賃金は「決まった日に支給する」のは、労働基準法第24条に定められています。
一定期日払いの原則です。
会社によって、「毎月●●日に支払う」と決めたり、「月末に支払う」となっていたりします。
このような決め方は良いのですが、「毎月第2水曜日に払う」などと決めると、支払日が一定にはなりません。
このような決め方をすると、暦のめぐり合わせにより、最大6日のズレが出てきます。
ただし週に決まった曜日しか働かないパートタイマーに対しては、第2水曜日などの決め方も許されるとされています。
それでは、賃金の支払日が休日に当たったときは、繰り上げになるのでしょうか?
それとも、繰り下げになるのでしょうか?
労働基準法には、給料日が休日に当たった時に、どうなるのかということは明示されていません。
大体の企業では、繰り上げて支払う事が一般的ですから、繰り上げて支払うべきだと思われている方が殆んどではないでしょうか?
結論は、会社が就業規則などで決めれば、繰り上げでも繰り下げでも構わない、ということです。
ただし、「月末に支払う。」と決めている会社では、月末が休日に当たると繰り下げ支給では翌月にしか支払われないことになってしまいます。
そうなると、「毎月1回以上」支払うとという原則に抵触することになりますかねません。
では、就業規則に何も記載されていない場合には、どうなるのでしょうか?
そんな場合は、民法第142条に基づいて支払えば良いとなっています。
民法第142条では「期間の末日が日曜日、国民の祝日に関する法律 (昭和二十三年法律第百七十八号)に規定する休日その他の休日に当たるときは、その日に取引をしない慣習がある場合に限り、期間は、その翌日に満了する。
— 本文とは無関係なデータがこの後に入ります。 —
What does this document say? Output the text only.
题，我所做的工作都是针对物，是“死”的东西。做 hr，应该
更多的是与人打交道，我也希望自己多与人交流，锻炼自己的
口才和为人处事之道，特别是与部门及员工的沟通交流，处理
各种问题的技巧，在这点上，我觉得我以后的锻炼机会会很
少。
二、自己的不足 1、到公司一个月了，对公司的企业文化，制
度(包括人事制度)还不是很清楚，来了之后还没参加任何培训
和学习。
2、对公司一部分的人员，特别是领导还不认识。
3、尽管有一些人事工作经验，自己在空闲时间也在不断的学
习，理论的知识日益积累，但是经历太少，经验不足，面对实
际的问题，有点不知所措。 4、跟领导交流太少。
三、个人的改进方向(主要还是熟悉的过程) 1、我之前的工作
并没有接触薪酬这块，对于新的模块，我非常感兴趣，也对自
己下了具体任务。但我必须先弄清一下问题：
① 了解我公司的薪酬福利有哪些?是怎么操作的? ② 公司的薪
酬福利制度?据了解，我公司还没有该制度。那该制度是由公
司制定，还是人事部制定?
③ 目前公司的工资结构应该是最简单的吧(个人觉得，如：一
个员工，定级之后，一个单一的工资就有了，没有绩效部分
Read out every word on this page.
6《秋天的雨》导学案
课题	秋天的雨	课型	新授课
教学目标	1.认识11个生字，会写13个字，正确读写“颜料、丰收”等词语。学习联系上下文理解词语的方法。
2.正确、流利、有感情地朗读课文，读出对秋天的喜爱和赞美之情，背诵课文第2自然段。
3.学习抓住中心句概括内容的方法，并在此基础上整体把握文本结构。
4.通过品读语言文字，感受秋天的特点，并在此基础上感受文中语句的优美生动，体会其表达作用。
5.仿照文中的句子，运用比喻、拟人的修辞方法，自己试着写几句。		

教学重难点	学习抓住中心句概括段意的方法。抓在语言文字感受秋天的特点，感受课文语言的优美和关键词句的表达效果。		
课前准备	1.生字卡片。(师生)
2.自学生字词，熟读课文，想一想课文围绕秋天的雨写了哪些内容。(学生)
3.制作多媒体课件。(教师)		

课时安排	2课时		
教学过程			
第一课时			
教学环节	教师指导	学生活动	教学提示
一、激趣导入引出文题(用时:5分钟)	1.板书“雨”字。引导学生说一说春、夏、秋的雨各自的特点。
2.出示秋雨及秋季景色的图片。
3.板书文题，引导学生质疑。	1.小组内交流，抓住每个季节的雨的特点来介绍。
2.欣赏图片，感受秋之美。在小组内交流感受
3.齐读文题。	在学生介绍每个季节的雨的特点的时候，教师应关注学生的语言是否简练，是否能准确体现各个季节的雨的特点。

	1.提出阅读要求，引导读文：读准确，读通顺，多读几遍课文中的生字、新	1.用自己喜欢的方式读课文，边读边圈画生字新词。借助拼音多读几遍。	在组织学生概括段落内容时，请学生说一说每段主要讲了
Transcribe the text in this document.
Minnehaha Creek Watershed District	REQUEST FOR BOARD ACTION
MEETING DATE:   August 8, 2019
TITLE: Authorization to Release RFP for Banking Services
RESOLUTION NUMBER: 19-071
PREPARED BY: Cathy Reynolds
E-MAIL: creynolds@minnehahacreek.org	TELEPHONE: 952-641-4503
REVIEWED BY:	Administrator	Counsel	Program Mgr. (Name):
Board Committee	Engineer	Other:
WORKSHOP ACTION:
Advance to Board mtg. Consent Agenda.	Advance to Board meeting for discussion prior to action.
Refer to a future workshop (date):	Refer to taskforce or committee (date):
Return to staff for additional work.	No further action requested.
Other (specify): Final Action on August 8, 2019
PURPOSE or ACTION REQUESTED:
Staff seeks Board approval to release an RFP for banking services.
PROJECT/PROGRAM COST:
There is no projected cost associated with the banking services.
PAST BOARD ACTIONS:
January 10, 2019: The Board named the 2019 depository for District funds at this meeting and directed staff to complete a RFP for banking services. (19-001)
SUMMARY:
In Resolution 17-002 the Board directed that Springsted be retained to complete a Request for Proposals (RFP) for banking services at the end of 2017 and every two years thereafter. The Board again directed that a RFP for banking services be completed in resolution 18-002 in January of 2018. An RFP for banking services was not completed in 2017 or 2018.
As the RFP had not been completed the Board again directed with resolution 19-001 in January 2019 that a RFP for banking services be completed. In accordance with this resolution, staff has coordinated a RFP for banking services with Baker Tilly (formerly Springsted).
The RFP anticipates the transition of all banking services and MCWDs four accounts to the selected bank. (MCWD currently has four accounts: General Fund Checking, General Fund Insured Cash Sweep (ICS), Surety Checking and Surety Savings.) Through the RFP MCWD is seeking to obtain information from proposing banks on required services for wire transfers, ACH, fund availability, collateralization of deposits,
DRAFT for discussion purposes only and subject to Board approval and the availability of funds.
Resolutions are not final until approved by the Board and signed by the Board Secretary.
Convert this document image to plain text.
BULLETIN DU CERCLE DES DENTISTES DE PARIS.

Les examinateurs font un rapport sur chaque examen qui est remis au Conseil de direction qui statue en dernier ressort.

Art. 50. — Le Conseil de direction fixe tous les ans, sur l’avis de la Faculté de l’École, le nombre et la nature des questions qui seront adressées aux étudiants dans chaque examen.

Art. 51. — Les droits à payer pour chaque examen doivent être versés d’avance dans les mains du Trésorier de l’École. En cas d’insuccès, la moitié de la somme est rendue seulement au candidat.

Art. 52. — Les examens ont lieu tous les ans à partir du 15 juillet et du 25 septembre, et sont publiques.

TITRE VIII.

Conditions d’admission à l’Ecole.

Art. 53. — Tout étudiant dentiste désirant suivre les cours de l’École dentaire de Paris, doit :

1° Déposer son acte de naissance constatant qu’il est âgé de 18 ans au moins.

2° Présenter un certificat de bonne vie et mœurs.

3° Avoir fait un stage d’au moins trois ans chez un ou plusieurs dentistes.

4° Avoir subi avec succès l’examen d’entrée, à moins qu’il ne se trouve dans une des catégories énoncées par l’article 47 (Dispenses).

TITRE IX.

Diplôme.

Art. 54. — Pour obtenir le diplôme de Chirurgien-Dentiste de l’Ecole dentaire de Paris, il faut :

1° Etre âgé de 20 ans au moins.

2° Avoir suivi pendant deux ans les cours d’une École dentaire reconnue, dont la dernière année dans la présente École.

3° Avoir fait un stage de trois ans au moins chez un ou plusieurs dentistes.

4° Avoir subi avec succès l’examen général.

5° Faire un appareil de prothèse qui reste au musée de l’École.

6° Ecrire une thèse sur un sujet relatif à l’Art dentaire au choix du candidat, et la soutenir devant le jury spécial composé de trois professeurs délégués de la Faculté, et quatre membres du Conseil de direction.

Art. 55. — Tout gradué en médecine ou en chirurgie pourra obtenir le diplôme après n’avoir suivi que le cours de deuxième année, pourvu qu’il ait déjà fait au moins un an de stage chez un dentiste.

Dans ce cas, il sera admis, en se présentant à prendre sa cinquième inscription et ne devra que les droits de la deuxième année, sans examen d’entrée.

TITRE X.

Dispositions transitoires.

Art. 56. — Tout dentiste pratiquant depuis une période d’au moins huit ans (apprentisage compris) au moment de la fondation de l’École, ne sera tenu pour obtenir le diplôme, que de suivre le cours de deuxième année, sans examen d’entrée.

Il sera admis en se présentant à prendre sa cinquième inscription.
」となっています。
そうすると、仮に、「毎月1日に支払う」と決めた場合、5月1日が土曜日に当たると、給料が支払われるのは5日になってしまい、5日の開きがでてきます。
できれば就業規則に「ただし、賃金の支給日が休日にあたる場合には、繰り上げて支給する。」との但し書きを入れて、はっきりさせて方が良いでしょう。
【疑問】
強行法規である労働基準法に一定期日払いが定められ、就業規則で「〇〇日に支払う」と決めてあって、休日に当たったときに繰り下げて支払う旨の定めがない場合、なぜ民法によらなければならないのか疑問です。「〇〇日に支払う」と決めてあれば、〇〇日までに支払わなければ、一定期日払いに抵触すると解釈すべきと思います。